500 days alone in a cave: why Beatriz Flamini lost track of time?


The athlete Beatriz Flamini has accomplished a feat: 500 days in total isolation in a cave 70 meters deep. Fresh out of the experience, she explained to the media that she had lost track of time. What mechanisms are at the origin of this scrambling of time in such a context?

The story of Beatriz Flamini made the media rounds in mid-April 2023. This 50-year-old Spanish athlete spent 510 days in a cave, 70 meters deep, completely isolated. Admittedly, this is a record now listed in the Guinness Book. But this isolation also constitutes a scientific experiment and, at the heart of it, the question of our approach to time.

On the 65th day, I stopped counting and lost track of time “said Beatriz Flamini. When the time came to leave the cave, when her friends and colleagues arrived, she was unaware that it was the 500th day: for her, at this stage, she had only spent 160-170 days. How to explain that our brain ends up losing the notion of time in such circumstances? Psychologist Ruth Ogden looked into the matter and gave some explanations in The Conversation, April 20.

500 days lived in 160 days

If the notion of time was lost for Ruth Ogden, it is perhaps already quite simply because this very notion was not totally relevant in the context of this cave: it gradually gave less importance over time.

But the phenomenon is deeper still: time is not just a matter of the clock. “ Our actions, emotions, and changes in our environment can have a huge effect on how our minds sense time. “, explains Ruth Ogden.

Beatriz Flamini when entering the cave for 500 days. // Source: @beatriz_flamini (instagram account)

To follow the passage of time, our way of life, in society, is full of signals. There are of course our watches or the time on electronic devices, but also the Sun, our personal and professional activities, social interactions. In the cave, these signals of the passage of time were absent. ” It is therefore possible that Flamini relied more on psychological processes to monitor the weather. adds Ogden.

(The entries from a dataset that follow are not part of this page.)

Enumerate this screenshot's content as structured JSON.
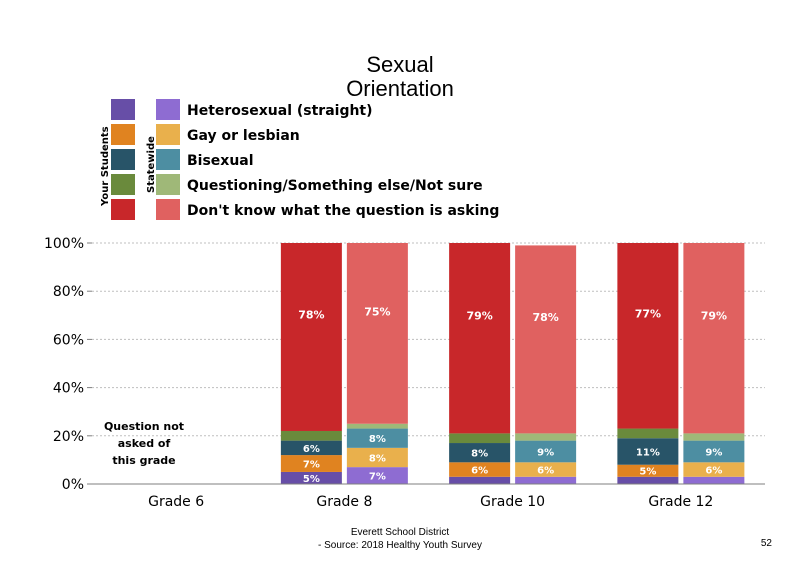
{
  "chart_data": {
    "type": "bar",
    "stacked": true,
    "title_lines": [
      "Sexual",
      "Orientation"
    ],
    "legend_group_labels": [
      "Your Students",
      "Statewide"
    ],
    "legend": [
      {
        "label": "Heterosexual (straight)",
        "school_color": "#674ea7",
        "state_color": "#8e6cd2"
      },
      {
        "label": "Gay or lesbian",
        "school_color": "#e08320",
        "state_color": "#e9b04c"
      },
      {
        "label": "Bisexual",
        "school_color": "#285468",
        "state_color": "#4d8ea2"
      },
      {
        "label": "Questioning/Something else/Not sure",
        "school_color": "#6a8a3c",
        "state_color": "#9fb878"
      },
      {
        "label": "Don't know what the question is asking",
        "school_color": "#c8272a",
        "state_color": "#e06160"
      }
    ],
    "categories": [
      "Grade 6",
      "Grade 8",
      "Grade 10",
      "Grade 12"
    ],
    "yticks": [
      "0%",
      "20%",
      "40%",
      "60%",
      "80%",
      "100%"
    ],
    "ylim": [
      0,
      100
    ],
    "gridlines": true,
    "note": [
      "Question not",
      "asked of",
      "this grade"
    ],
    "bars": [
      {
        "category": "Grade 8",
        "group": "Your Students",
        "segments": [
          {
            "value": 5,
            "label": "5%"
          },
          {
            "value": 7,
            "label": "7%"
          },
          {
            "value": 6,
            "label": "6%"
          },
          {
            "value": 4,
            "label": ""
          },
          {
            "value": 78,
            "label": "78%"
          }
        ]
      },
      {
        "category": "Grade 8",
        "group": "Statewide",
        "segments": [
          {
            "value": 7,
            "label": "7%"
          },
          {
            "value": 8,
            "label": "8%"
          },
          {
            "value": 8,
            "label": "8%"
          },
          {
            "value": 2,
            "label": ""
          },
          {
            "value": 75,
            "label": "75%"
          }
        ]
      },
      {
        "category": "Grade 10",
        "group": "Your Students",
        "segments": [
          {
            "value": 3,
            "label": ""
          },
          {
            "value": 6,
            "label": "6%"
          },
          {
            "value": 8,
            "label": "8%"
          },
          {
            "value": 4,
            "label": ""
          },
          {
            "value": 79,
            "label": "79%"
          }
        ]
      },
      {
        "category": "Grade 10",
        "group": "Statewide",
        "segments": [
          {
            "value": 3,
            "label": ""
          },
          {
            "value": 6,
            "label": "6%"
          },
          {
            "value": 9,
            "label": "9%"
          },
          {
            "value": 3,
            "label": ""
          },
          {
            "value": 78,
            "label": "78%"
          }
        ]
      },
      {
        "category": "Grade 12",
        "group": "Your Students",
        "segments": [
          {
            "value": 3,
            "label": ""
          },
          {
            "value": 5,
            "label": "5%"
          },
          {
            "value": 11,
            "label": "11%"
          },
          {
            "value": 4,
            "label": ""
          },
          {
            "value": 77,
            "label": "77%"
          }
        ]
      },
      {
        "category": "Grade 12",
        "group": "Statewide",
        "segments": [
          {
            "value": 3,
            "label": ""
          },
          {
            "value": 6,
            "label": "6%"
          },
          {
            "value": 9,
            "label": "9%"
          },
          {
            "value": 3,
            "label": ""
          },
          {
            "value": 79,
            "label": "79%"
          }
        ]
      }
    ]
  },
  "footer": {
    "line1": "Everett School District",
    "line2": "- Source: 2018 Healthy  Youth Survey",
    "page_number": "52"
  }
}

But what psychological mechanisms can they take over? According to the psychologist, first of all there are memories, which serve as time markers. ” If we don’t know how long we’ve been doing something, we use the number of memories formed during the event as an index of how much time has passed. “, she explains. This is why it is easier to remember a week or a weekend where a lot has happened, than a relatively monotonous or banal week or weekend. Similarly, the more an event marks us, the longer we have the impression that it lasted.

“It seems that we can only really let go of time when we have control over it”

Ruth Ogden, psychologist

In the cave, strictly speaking, not much was happening, and the athlete had no information about the outside world or his relatives. She read books—sixty on one e-reader—knitted, painted, and simply waited in silence. In fact, the number of memorable memories was less. The feeling of passing time has reduced to the point where the 500 days seemed to pass as 160 days.

As Ogden points out, these explanations apply in this case to voluntary isolation. ” Flamini’s ability to break free from time may have been enhanced by her deep desire to reach her 500-day goal. After all, she was the one who decided to enter the cave and she could get out of it if she wanted to. ” In the event of forced confinement, the perception can be completely reversed: ” Prisoners of war and people serving prison sentences often report that watching the passage of time can become an obsession. It seems we can only really let go of time when we have control of it. counterbalances Ogden.